Supplemento del dott. Berzin per completare la discussione
Le tradizioni tibetane non Ghelugpa affermano che l'asserzione ghelug della vacuità è una visione di vacuità d’altro nominale, perché in realtà è una negazione implicativa. Essa lascia nella sua impronta fenomeni di affermazione. Questo perché, per i ghelugpa, la vacuità confuta solo l'esistenza auto stabilita di una brocca, ad esempio, ma non confuta la brocca stessa, che è un fenomeno di affermazione.
Ma i ghelugpa non affermano che una brocca come base della vacuità e la sua vacuità possano esistere indipendentemente l'una dall'altra. Sebbene siano riconosciute da due diversi aspetti delle cognizioni che sono diversi dal totale assorbimento di un arya nella vacuità, tuttavia sono inseparabili. Quando l'esistenza auto stabilita di una brocca viene confutata, essa non lascia nella sua impronta una brocca che non è auto stabilita.

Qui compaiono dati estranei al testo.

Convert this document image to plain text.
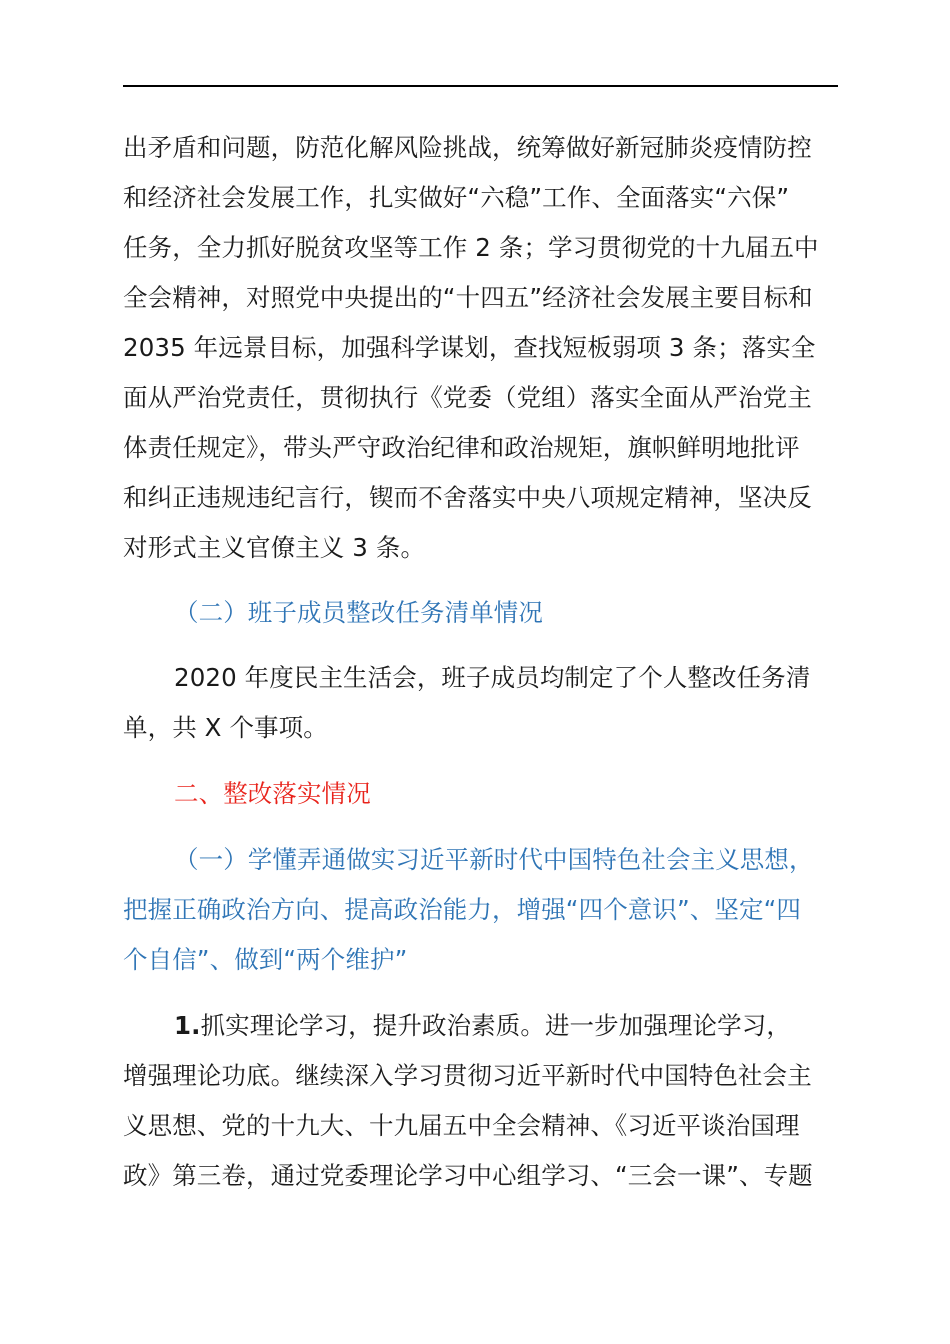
出矛盾和问题，防范化解风险挑战，统筹做好新冠肺炎疫情防控
和经济社会发展工作，扎实做好“六稳”工作、全面落实“六保”
任务，全力抓好脱贫攻坚等工作 2 条；学习贯彻党的十九届五中
全会精神，对照党中央提出的“十四五”经济社会发展主要目标和
2035 年远景目标，加强科学谋划，查找短板弱项 3 条；落实全
面从严治党责任，贯彻执行《党委（党组）落实全面从严治党主
体责任规定》，带头严守政治纪律和政治规矩，旗帜鲜明地批评
和纠正违规违纪言行，锲而不舍落实中央八项规定精神，坚决反
对形式主义官僚主义 3 条。
（二）班子成员整改任务清单情况
2020 年度民主生活会，班子成员均制定了个人整改任务清
单，共 X 个事项。
二、整改落实情况
（一）学懂弄通做实习近平新时代中国特色社会主义思想，
把握正确政治方向、提高政治能力，增强“四个意识”、坚定“四
个自信”、做到“两个维护”
1.抓实理论学习，提升政治素质。进一步加强理论学习，
增强理论功底。继续深入学习贯彻习近平新时代中国特色社会主
义思想、党的十九大、十九届五中全会精神、《习近平谈治国理
政》第三卷，通过党委理论学习中心组学习、“三会一课”、专题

La vacuità non rimuove l'esistenza auto stabilita da una brocca auto stabilita e lascia dietro di sé una brocca trovabile non auto stabilita. Come spiega chiaramente Chandrakirti, nessun fenomeno, nemmeno la vacuità stessa, può resistere all'analisi della sua verità superficiale o della sua verità più profonda ed essere trovato.
Una brocca è una base per la vacuità nel contesto dell'analisi di una brocca auto stabilita. Una brocca come mera convenzionalità è una brocca nel contesto né dell'analisi né della non-analisi di una brocca auto stabilita. La vacuità nel sistema Ghelugpa non lascia traccia né di una brocca come base per la vacuità né di una brocca come mera convenzionalità: solo la categoria "vacuità" lo fa.

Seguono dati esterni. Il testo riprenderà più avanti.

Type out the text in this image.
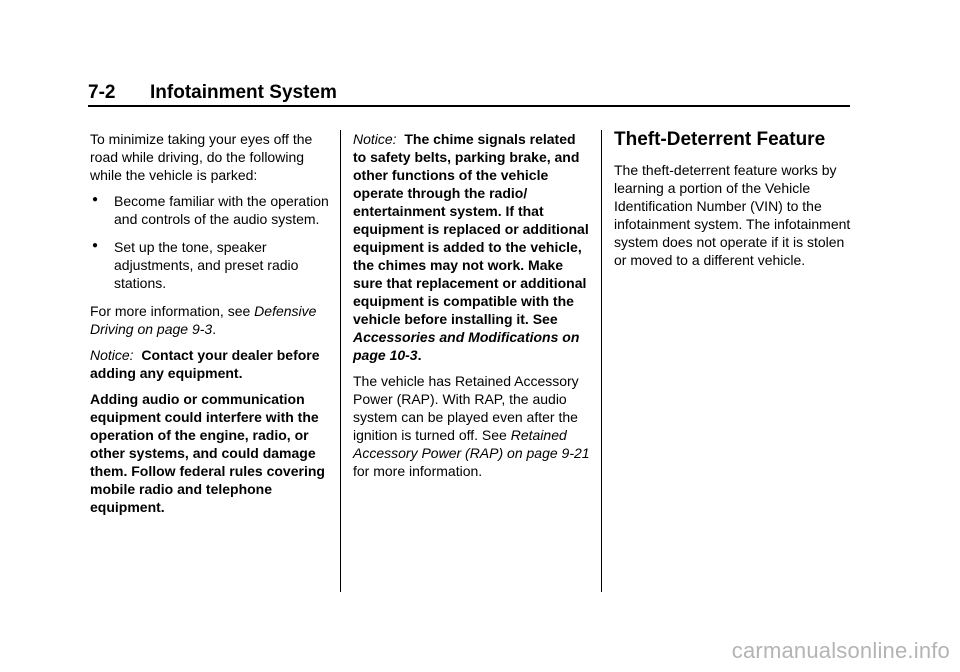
7-2 Infotainment System

To minimize taking your eyes off the road while driving, do the following while the vehicle is parked:

● Become familiar with the operation and controls of the audio system.
● Set up the tone, speaker adjustments, and preset radio stations.

For more information, see Defensive Driving on page 9-3.

Notice: Contact your dealer before adding any equipment.

Adding audio or communication equipment could interfere with the operation of the engine, radio, or other systems, and could damage them. Follow federal rules covering mobile radio and telephone equipment.

Notice: The chime signals related to safety belts, parking brake, and other functions of the vehicle operate through the radio/ entertainment system. If that equipment is replaced or additional equipment is added to the vehicle, the chimes may not work. Make sure that replacement or additional equipment is compatible with the vehicle before installing it. See Accessories and Modifications on page 10-3.

The vehicle has Retained Accessory Power (RAP). With RAP, the audio system can be played even after the ignition is turned off. See Retained Accessory Power (RAP) on page 9-21 for more information.

Theft-Deterrent Feature

The theft-deterrent feature works by learning a portion of the Vehicle Identification Number (VIN) to the infotainment system. The infotainment system does not operate if it is stolen or moved to a different vehicle.

carmanualsonline.info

Per evitare l'estremo dell'eccessiva confutazione, Tsongkhapa spiega che la vacuità non recide né invalida gli oggetti convenzionali. Per evitare l'estremo della scarsa confutazione, la vacuità non asserisce che ci siano oggetti convenzionali trovabili, nemmeno quelli inesistenti in sé. Pertanto, come via di mezzo priva di estremi, Tsongkhapa asserisce le mere convenzionalità. I non ghelugpa, tuttavia, chiamano persino questa affermazione "vacuità d’altro nominale", un appellativo che i ghelugpa rifiutano fermamente.

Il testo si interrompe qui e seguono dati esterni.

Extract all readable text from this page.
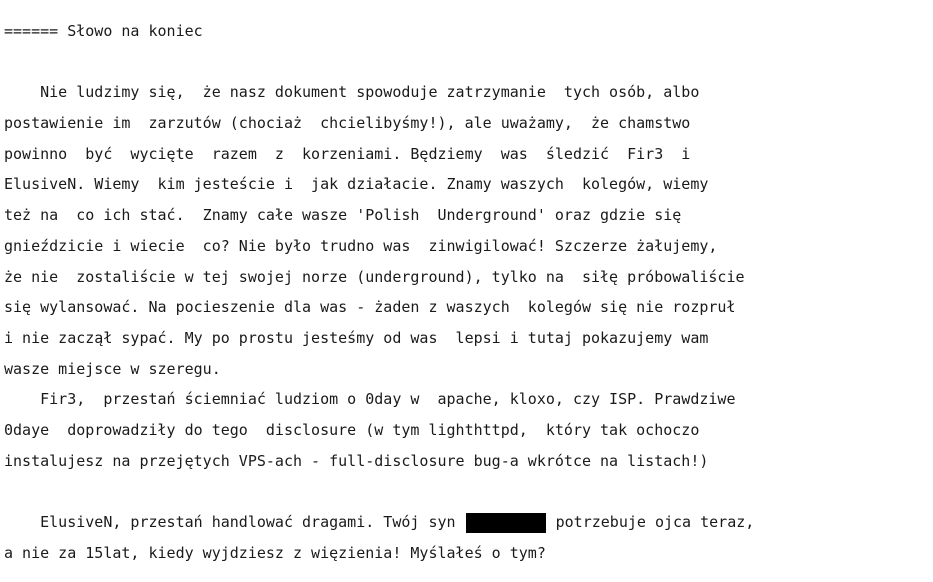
====== Słowo na koniec
Nie ludzimy się,  że nasz dokument spowoduje zatrzymanie  tych osób, albo
postawienie im  zarzutów (chociaż  chcielibyśmy!), ale uważamy,  że chamstwo
powinno  być  wycięte  razem  z  korzeniami. Będziemy  was  śledzić  Fir3  i
ElusiveN. Wiemy  kim jesteście i  jak działacie. Znamy waszych  kolegów, wiemy
też na  co ich stać.  Znamy całe wasze 'Polish  Underground' oraz gdzie się
gnieździcie i wiecie  co? Nie było trudno was  zinwigilować! Szczerze żałujemy,
że nie  zostaliście w tej swojej norze (underground), tylko na  siłę próbowaliście
się wylansować. Na pocieszenie dla was - żaden z waszych  kolegów się nie rozpruł
i nie zaczął sypać. My po prostu jesteśmy od was  lepsi i tutaj pokazujemy wam
wasze miejsce w szeregu.
Fir3,  przestań ściemniać ludziom o 0day w  apache, kloxo, czy ISP. Prawdziwe
0daye  doprowadziły do tego  disclosure (w tym lighthttpd,  który tak ochoczo
instalujesz na przejętych VPS-ach - full-disclosure bug-a wkrótce na listach!)
ElusiveN, przestań handlować dragami. Twój syn	potrzebuje ojca teraz,
a nie za 15lat, kiedy wyjdziesz z więzienia! Myślałeś o tym?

L'affermazione nyingma relativa al sutra sulla vacuità al di là di ogni concezione, incomunicabile, inimmaginabile e inesprimibile non è la visione della vacuità. Né lo è il riferimento ghelugpa in Guru Puja, Lama Chopa (Bla-ma mchod-pa) alla bodhicitta più profonda – riferendosi alla vacuità – essendo incomunicabile, inimmaginabile e inesprimibile. Entrambe sono confutazioni che vanno oltre le confutazioni di tutti e quattro i modi estremi di esistenza: non esistenza, entrambi o nessuno dei due, mentre la vacuità d’altro confuta solo l'estremo dell'esistenza e solo in riferimento ai fenomeni convenzionali. Esaminiamo questo punto più in dettaglio.
Quando Jonangpa afferma che i fenomeni convenzionali sono semplicemente vuoti di sé e che esistono solo per una mente ignorante ma, in definitiva, non esistono, la loro affermazione della vacuità d’altro lascia inconfutati gli estremi di non esistenza, entrambi e nessuno dei due rispetto ai fenomeni convenzionali. Pertanto, non possiamo affermare che né la visione nyingma né quella ghelugpa della vacuità non numerabile siano una visione della vacuità d’altro, poiché la vacuità non numerabile non lascia alcun estremo inconfutato.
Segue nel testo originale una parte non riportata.